I just started testing out UTF-8 stuff and am finding some issues...
Set UNICODE = 0. Make a non-ASCII post, interests, and bio.
Turn UNICODE = 1. Restart LJ server.
Go to editinfo.bml. Non-ASCII in bio and interests are question-marked out. If you hit save (like, say, to set your old-encoding to remove the question marks from your /users/ view), then your interests and bio are "lost" (permanent-ly question-mark-tized)
editinfo.bml shouldn't even load if it detects non-ASCII stuff. we discussed this already. there should be a simple page to let you set your old encoding, and any other part that detects weirdness (editinfo.bml, editjournal.bml, etc) should all force you to go to /utf8oldenc.bml or /utf8convert.bml, as appropriate.

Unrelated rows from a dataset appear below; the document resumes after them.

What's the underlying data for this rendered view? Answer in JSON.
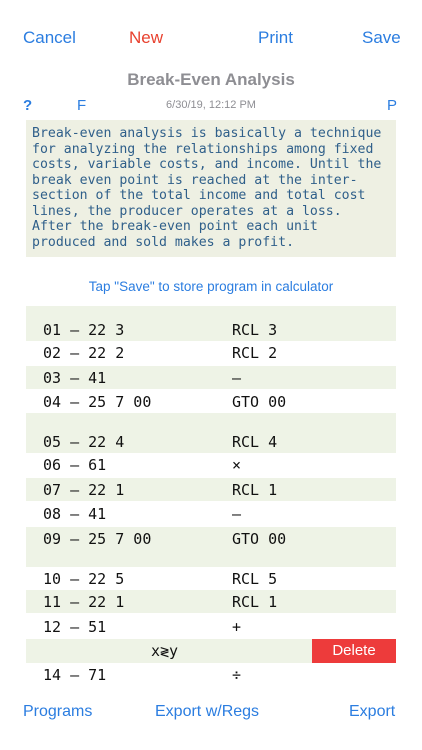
{
  "toolbar": {
    "cancel": "Cancel",
    "new": "New",
    "print": "Print",
    "save": "Save"
  },
  "header": {
    "title": "Break-Even Analysis",
    "help": "?",
    "f": "F",
    "date": "6/30/19, 12:12 PM",
    "p": "P"
  },
  "description": "Break-even analysis is basically a technique\nfor analyzing the relationships among fixed\ncosts, variable costs, and income. Until the\nbreak even point is reached at the inter-\nsection of the total income and total cost\nlines, the producer operates at a loss.\nAfter the break-even point each unit\nproduced and sold makes a profit.",
  "hint": "Tap \"Save\" to store program in calculator",
  "program": [
    {
      "code": "01 – 22 3",
      "op": "RCL 3"
    },
    {
      "code": "02 – 22 2",
      "op": "RCL 2"
    },
    {
      "code": "03 – 41",
      "op": "–"
    },
    {
      "code": "04 – 25 7 00",
      "op": "GTO 00"
    },
    {
      "code": "05 – 22 4",
      "op": "RCL 4"
    },
    {
      "code": "06 – 61",
      "op": "×"
    },
    {
      "code": "07 – 22 1",
      "op": "RCL 1"
    },
    {
      "code": "08 – 41",
      "op": "–"
    },
    {
      "code": "09 – 25 7 00",
      "op": "GTO 00"
    },
    {
      "code": "10 – 22 5",
      "op": "RCL 5"
    },
    {
      "code": "11 – 22 1",
      "op": "RCL 1"
    },
    {
      "code": "12 – 51",
      "op": "+"
    },
    {
      "code": "",
      "op": "x≷y"
    },
    {
      "code": "14 – 71",
      "op": "÷"
    }
  ],
  "delete_label": "Delete",
  "bottom": {
    "programs": "Programs",
    "export_regs": "Export w/Regs",
    "export": "Export"
  },
  "colors": {
    "accent": "#2b7de0",
    "new": "#e8412e",
    "delete": "#ed3b3b",
    "row_shaded": "#eef3e6"
  }
}
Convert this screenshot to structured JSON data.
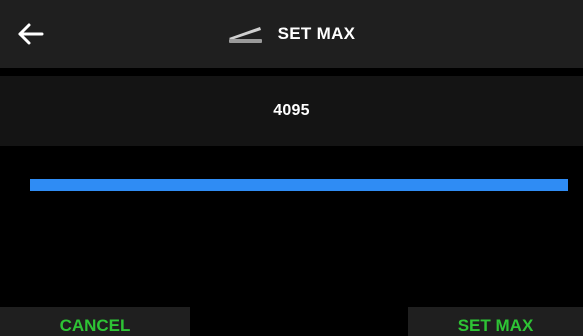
{
  "header": {
    "back_icon": "arrow-left-icon",
    "pedal_icon": "expression-pedal-icon",
    "title": "SET MAX"
  },
  "value": {
    "display": "4095"
  },
  "level": {
    "fraction": 1.0,
    "color": "#2f8cf4"
  },
  "footer": {
    "cancel_label": "CANCEL",
    "set_max_label": "SET MAX",
    "accent_color": "#2ec435"
  },
  "colors": {
    "background": "#000000",
    "bar": "#1f1f1f",
    "panel": "#141414",
    "text": "#ffffff"
  }
}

Anyway, don't save yet. Go look at /userinfo.bml. It question-mark-tized the bio, but not the interests. Bug.
Go back and set your old encoding. Now /users looks fine, and /talkread.bml looks fine (assume talkpost too, since all in talklib, right?). But go to /editjournal.bml from the toolbar on talkread. You don't respect oldenc there, and pass non-UTF8 8bit to the browser, even in UTF-8 mode. Bug.
utf8convert.bml doesn't do interests?
utf8convert.bml gives an error if previewing with UTF-8 source encoding (which can't ever even happen... nobody does that... shouldn't be a choice)
Get me a patch for these. I'll keep testing.